El pacto de gobierno en Euskadi entre nacionalistas vascos ha
vuelto a suscitar las críticas de los partidos centralistas, que
consideran abierta una brecha entre ambos y, lo que es peor, entre
la sociedad vasca porque una parte de ella quedará excluida.
Observando desde la distancia el pacto, queda claro que los
nacionalistas vascos prefieren tratar entre ellos que pedir la
colaboración de quienes son abiertamente hostiles a los
nacionalismos, digamos, periféricos. Últimamente, los grandes
líderes del PP y del PSOE se han dedicado a satanizarles, de modo
que era poco probable que acudieran a ellos para pactar.
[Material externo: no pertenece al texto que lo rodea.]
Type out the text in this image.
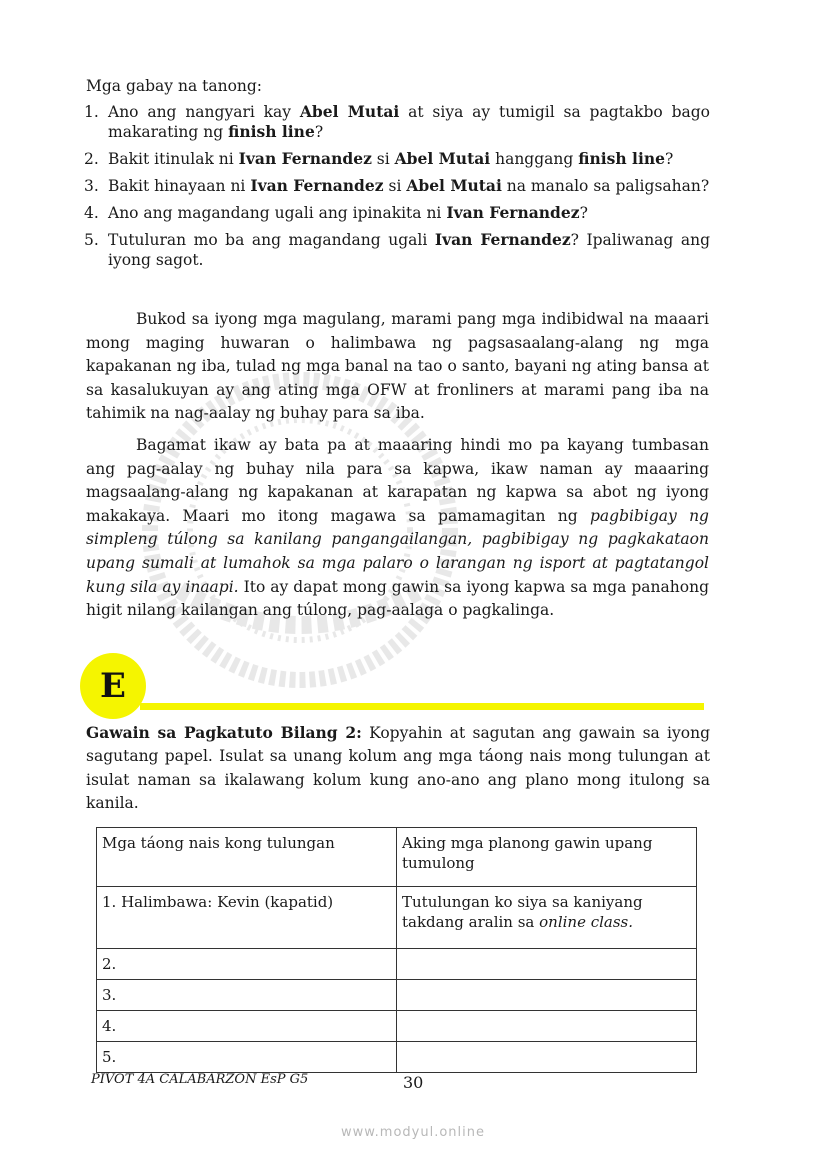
Mga gabay na tanong:
1. Ano ang nangyari kay Abel Mutai at siya ay tumigil sa pagtakbo bago makarating ng finish line?
2. Bakit itinulak ni Ivan Fernandez si Abel Mutai hanggang finish line?
3. Bakit hinayaan ni Ivan Fernandez si Abel Mutai na manalo sa paligsahan?
4. Ano ang magandang ugali ang ipinakita ni Ivan Fernandez?
5. Tutuluran mo ba ang magandang ugali Ivan Fernandez? Ipaliwanag ang iyong sagot.

Bukod sa iyong mga magulang, marami pang mga indibidwal na maaari mong maging huwaran o halimbawa ng pagsasaalang-alang ng mga kapakanan ng iba, tulad ng mga banal na tao o santo, bayani ng ating bansa at sa kasalukuyan ay ang ating mga OFW at fronliners at marami pang iba na tahimik na nag-aalay ng buhay para sa iba.

Bagamat ikaw ay bata pa at maaaring hindi mo pa kayang tumbasan ang pag-aalay ng buhay nila para sa kapwa, ikaw naman ay maaaring magsaalang-alang ng kapakanan at karapatan ng kapwa sa abot ng iyong makakaya. Maari mo itong magawa sa pamamagitan ng pagbibigay ng simpleng túlong sa kanilang pangangailangan, pagbibigay ng pagkakataon upang sumali at lumahok sa mga palaro o larangan ng isport at pagtatangol kung sila ay inaapi. Ito ay dapat mong gawin sa iyong kapwa sa mga panahong higit nilang kailangan ang túlong, pag-aalaga o pagkalinga.

E

Gawain sa Pagkatuto Bilang 2: Kopyahin at sagutan ang gawain sa iyong sagutang papel. Isulat sa unang kolum ang mga táong nais mong tulungan at isulat naman sa ikalawang kolum kung ano-ano ang plano mong itulong sa kanila.

Mga táong nais kong tulungan	Aking mga planong gawin upang tumulong
1. Halimbawa: Kevin (kapatid)	Tutulungan ko siya sa kaniyang takdang aralin sa online class.
2.	
3.	
4.	
5.	
PIVOT 4A CALABARZON EsP G5	30
www.modyul.online
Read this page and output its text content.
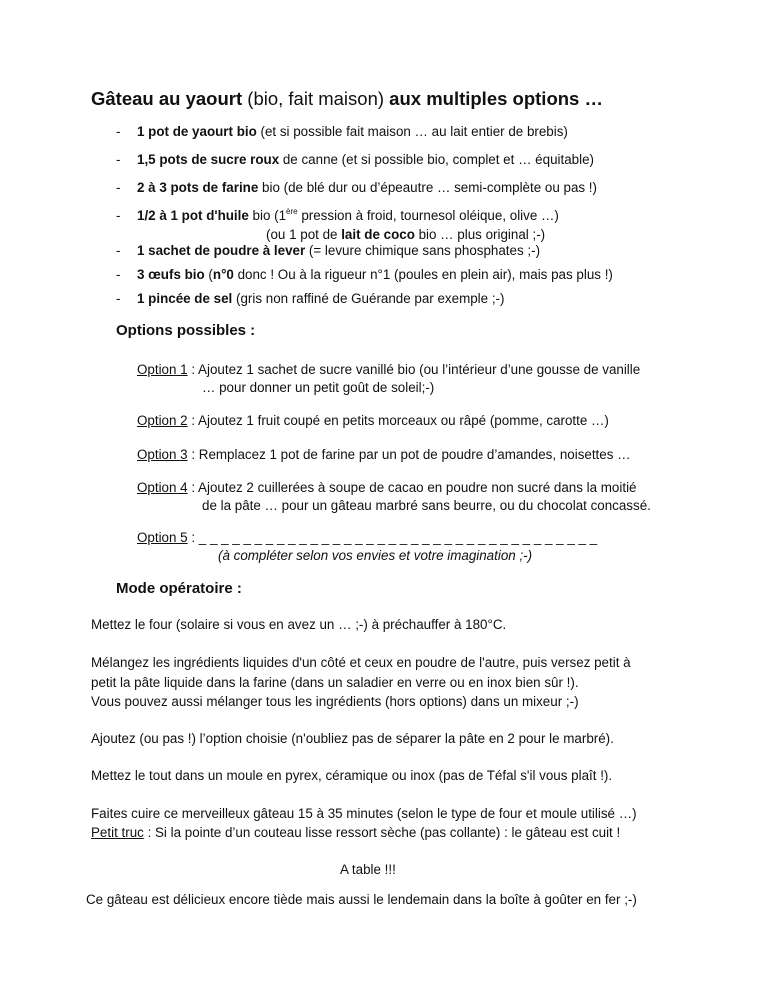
Gâteau au yaourt (bio, fait maison) aux multiples options …
- 1 pot de yaourt bio (et si possible fait maison … au lait entier de brebis)
- 1,5 pots de sucre roux de canne (et si possible bio, complet et … équitable)
- 2 à 3 pots de farine bio (de blé dur ou d’épeautre … semi-complète ou pas !)
- 1/2 à 1 pot d'huile bio (1ère pression à froid, tournesol oléique, olive …)
(ou 1 pot de lait de coco bio … plus original ;-)
- 1 sachet de poudre à lever (= levure chimique sans phosphates ;-)
- 3 œufs bio (n°0 donc ! Ou à la rigueur n°1 (poules en plein air), mais pas plus !)
- 1 pincée de sel (gris non raffiné de Guérande par exemple ;-)
Options possibles :
Option 1 : Ajoutez 1 sachet de sucre vanillé bio (ou l’intérieur d’une gousse de vanille
… pour donner un petit goût de soleil;-)
Option 2 : Ajoutez 1 fruit coupé en petits morceaux ou râpé (pomme, carotte …)
Option 3 : Remplacez 1 pot de farine par un pot de poudre d’amandes, noisettes …
Option 4 : Ajoutez 2 cuillerées à soupe de cacao en poudre non sucré dans la moitié
de la pâte … pour un gâteau marbré sans beurre, ou du chocolat concassé.
Option 5 : _ _ _ _ _ _ _ _ _ _ _ _ _ _ _ _ _ _ _ _ _ _ _ _ _ _ _ _ _ _ _ _ _ _ _ _
(à compléter selon vos envies et votre imagination ;-)
Mode opératoire :
Mettez le four (solaire si vous en avez un … ;-) à préchauffer à 180°C.
Mélangez les ingrédients liquides d'un côté et ceux en poudre de l'autre, puis versez petit à
petit la pâte liquide dans la farine (dans un saladier en verre ou en inox bien sûr !).
Vous pouvez aussi mélanger tous les ingrédients (hors options) dans un mixeur ;-)
Ajoutez (ou pas !) l’option choisie (n'oubliez pas de séparer la pâte en 2 pour le marbré).
Mettez le tout dans un moule en pyrex, céramique ou inox (pas de Téfal s'il vous plaît !).
Faites cuire ce merveilleux gâteau 15 à 35 minutes (selon le type de four et moule utilisé …)
Petit truc : Si la pointe d’un couteau lisse ressort sèche (pas collante) : le gâteau est cuit !
A table !!!
Ce gâteau est délicieux encore tiède mais aussi le lendemain dans la boîte à goûter en fer ;-)
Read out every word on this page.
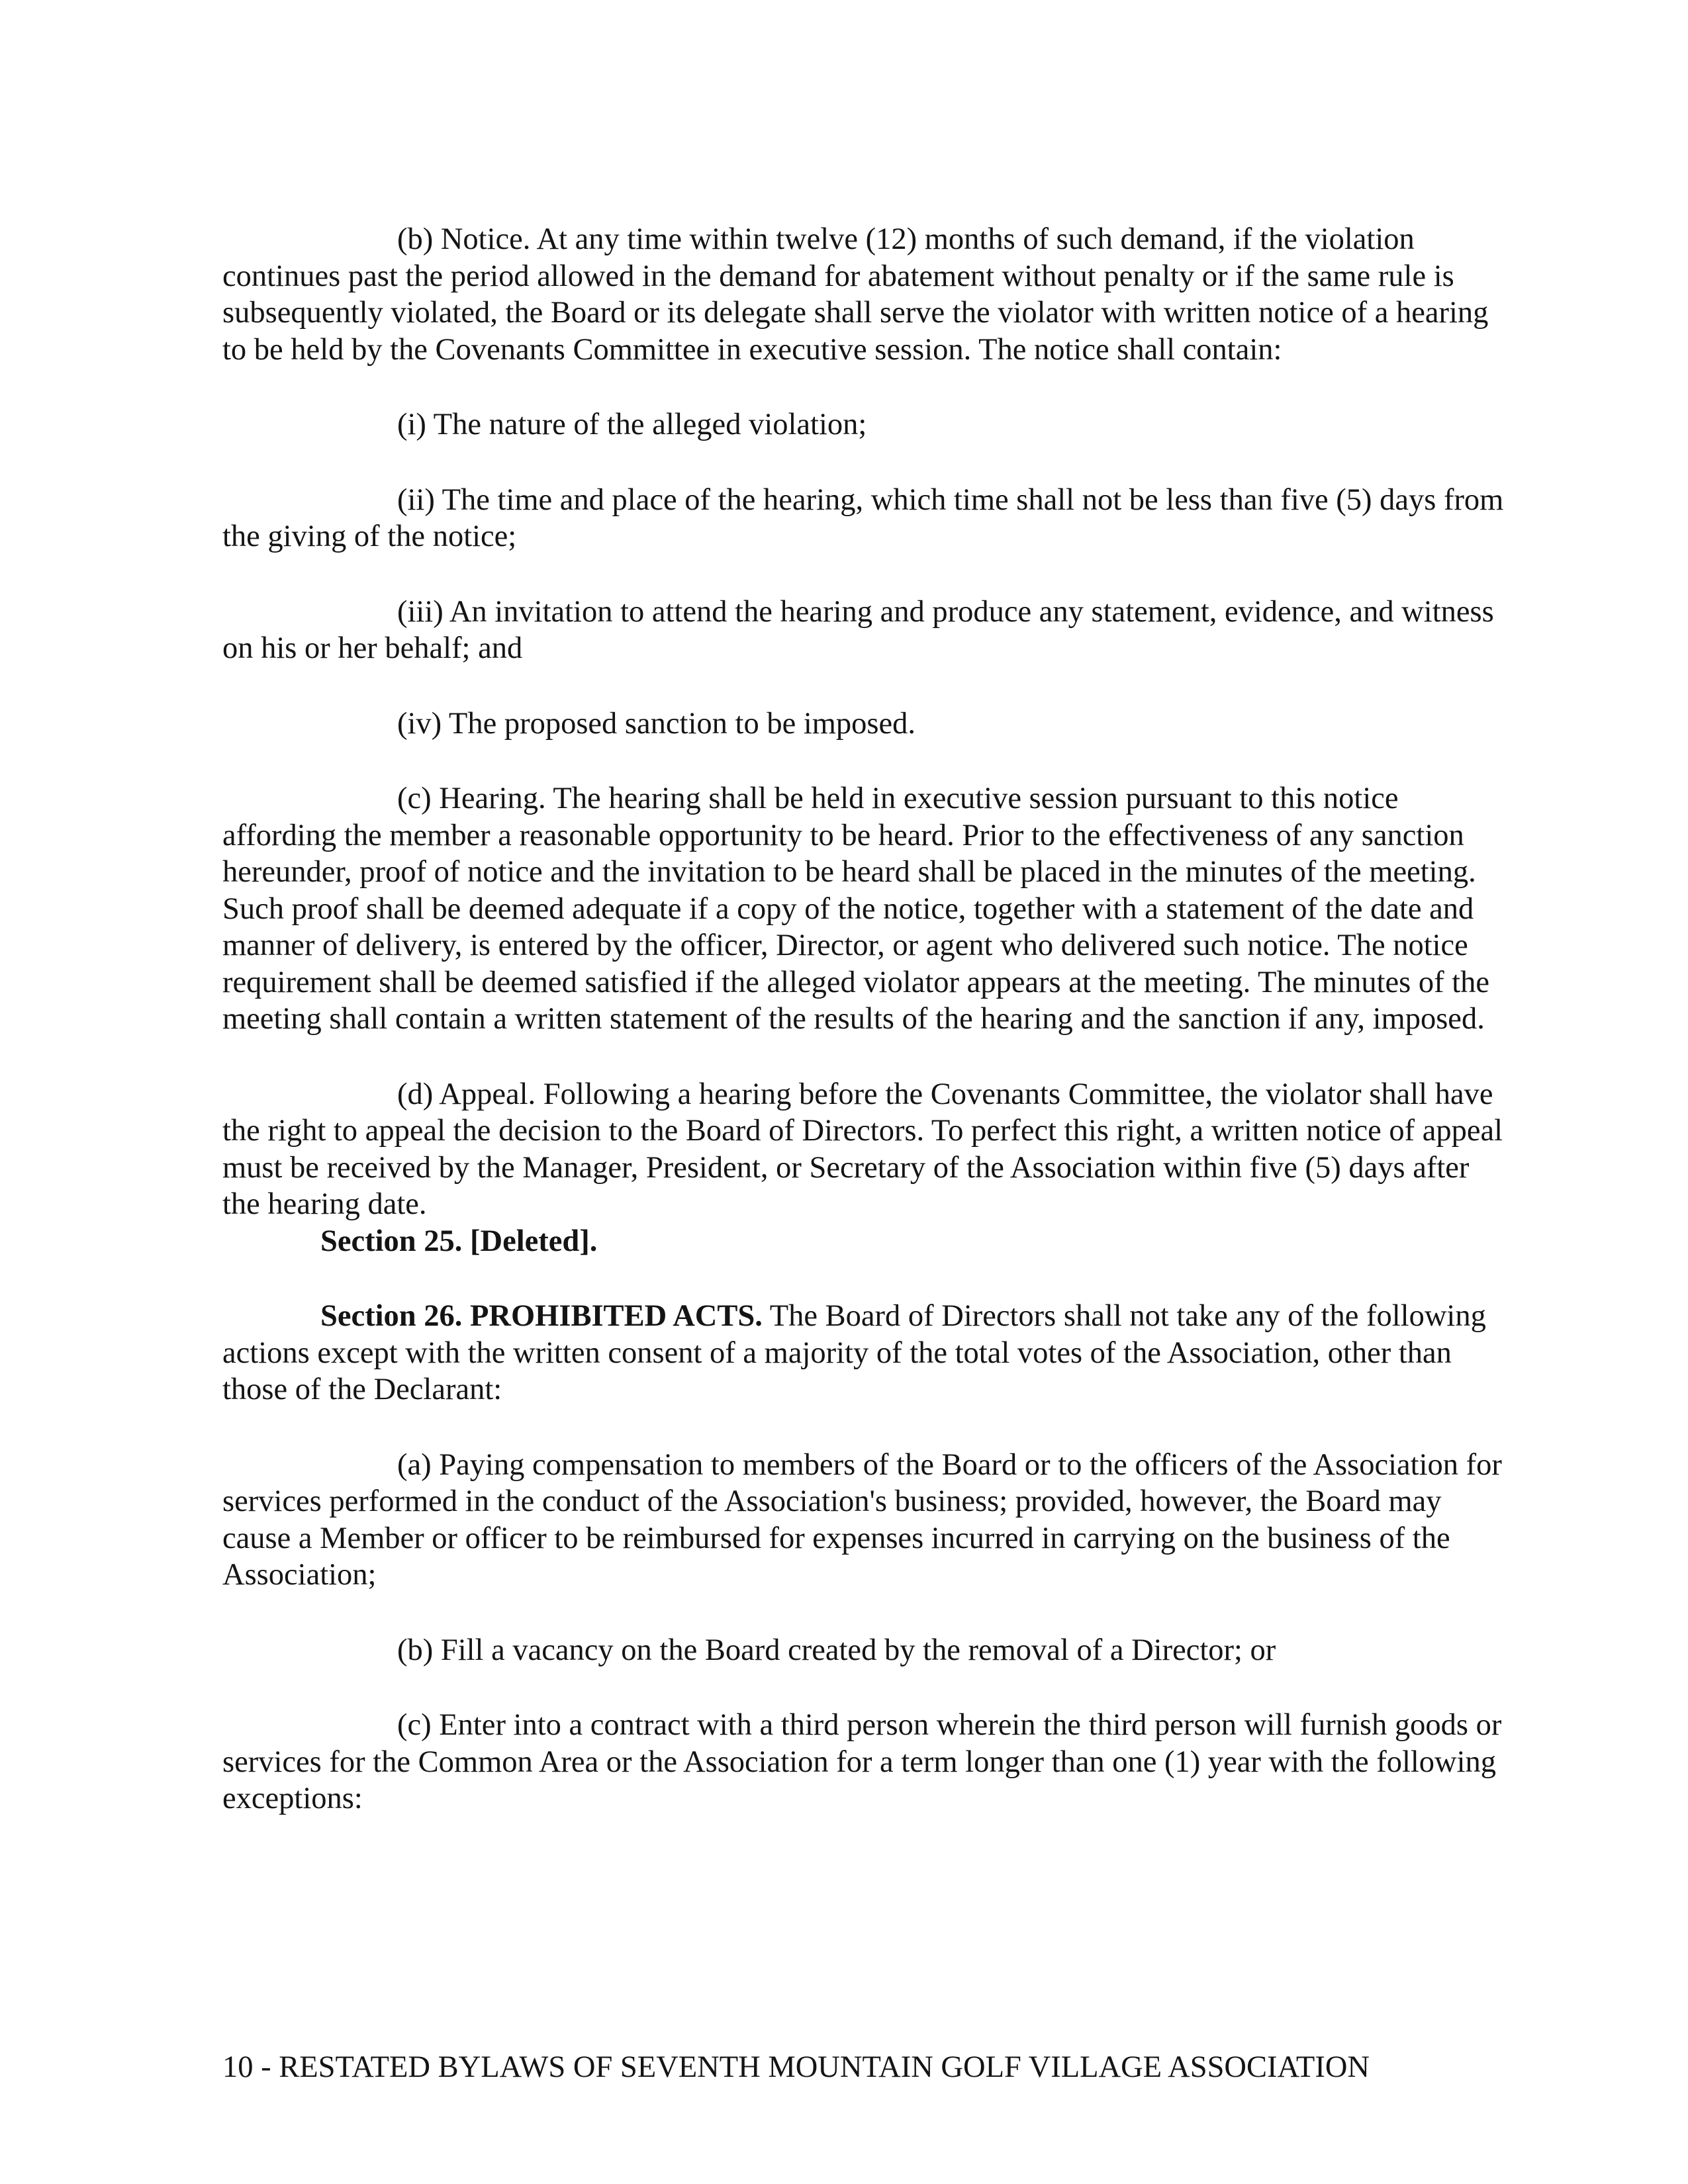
(b) Notice. At any time within twelve (12) months of such demand, if the violation continues past the period allowed in the demand for abatement without penalty or if the same rule is subsequently violated, the Board or its delegate shall serve the violator with written notice of a hearing to be held by the Covenants Committee in executive session. The notice shall contain:

(i) The nature of the alleged violation;

(ii) The time and place of the hearing, which time shall not be less than five (5) days from the giving of the notice;

(iii) An invitation to attend the hearing and produce any statement, evidence, and witness on his or her behalf; and

(iv) The proposed sanction to be imposed.

(c) Hearing. The hearing shall be held in executive session pursuant to this notice affording the member a reasonable opportunity to be heard. Prior to the effectiveness of any sanction hereunder, proof of notice and the invitation to be heard shall be placed in the minutes of the meeting. Such proof shall be deemed adequate if a copy of the notice, together with a statement of the date and manner of delivery, is entered by the officer, Director, or agent who delivered such notice. The notice requirement shall be deemed satisfied if the alleged violator appears at the meeting. The minutes of the meeting shall contain a written statement of the results of the hearing and the sanction if any, imposed.

(d) Appeal. Following a hearing before the Covenants Committee, the violator shall have the right to appeal the decision to the Board of Directors. To perfect this right, a written notice of appeal must be received by the Manager, President, or Secretary of the Association within five (5) days after the hearing date.

Section 25. [Deleted].

Section 26. PROHIBITED ACTS. The Board of Directors shall not take any of the following actions except with the written consent of a majority of the total votes of the Association, other than those of the Declarant:

(a) Paying compensation to members of the Board or to the officers of the Association for services performed in the conduct of the Association's business; provided, however, the Board may cause a Member or officer to be reimbursed for expenses incurred in carrying on the business of the Association;

(b) Fill a vacancy on the Board created by the removal of a Director; or

(c) Enter into a contract with a third person wherein the third person will furnish goods or services for the Common Area or the Association for a term longer than one (1) year with the following exceptions:

10 - RESTATED BYLAWS OF SEVENTH MOUNTAIN GOLF VILLAGE ASSOCIATION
Desde un punto de vista exclusivamente objetivo nada hay que
oponer, legalmente, a un pacto entre nacionalistas. En Catalunya,
por ejemplo, el primer Gobierno Pujol pudo formarse gracias a un
partido republicano, de izquierdas e independentista como es
Esquerra Republicana de Catalunya, cuyo líder presidió nada menos
que el Parlament de Catalunya. Y no pasó otra cosa que se gobernó
con toda normalidad. En Euskadi ha de ocurrir lo mismo pese a que
Euskal Herritarrok sea independentista y defienda las tesis de ETA,
aunque habría que reprocharle que no haya hecho aún una condena
pública de la violencia. Pese a ello, no ha de abrirse un abismo en
la sociedad vasca si la mayoría respeta las reglas, gobierna con
generosidad y la oposición se centra en trabajar desde el respeto.
A todo el mundo civilizado repugnan los procedimientos violentos,
pero de lo que se trata, ahora, es de que la opinión de ETA se
defienda con la palabra desde las instituciones democráticas y no
en la calle con las armas. Alarmarse porque los violentos acepten
el juego democrático, abandonen las armas y entren en las
instituciones es una actitud contradictoria. Sobre todo si
gobiernan respetando a todos los vascos.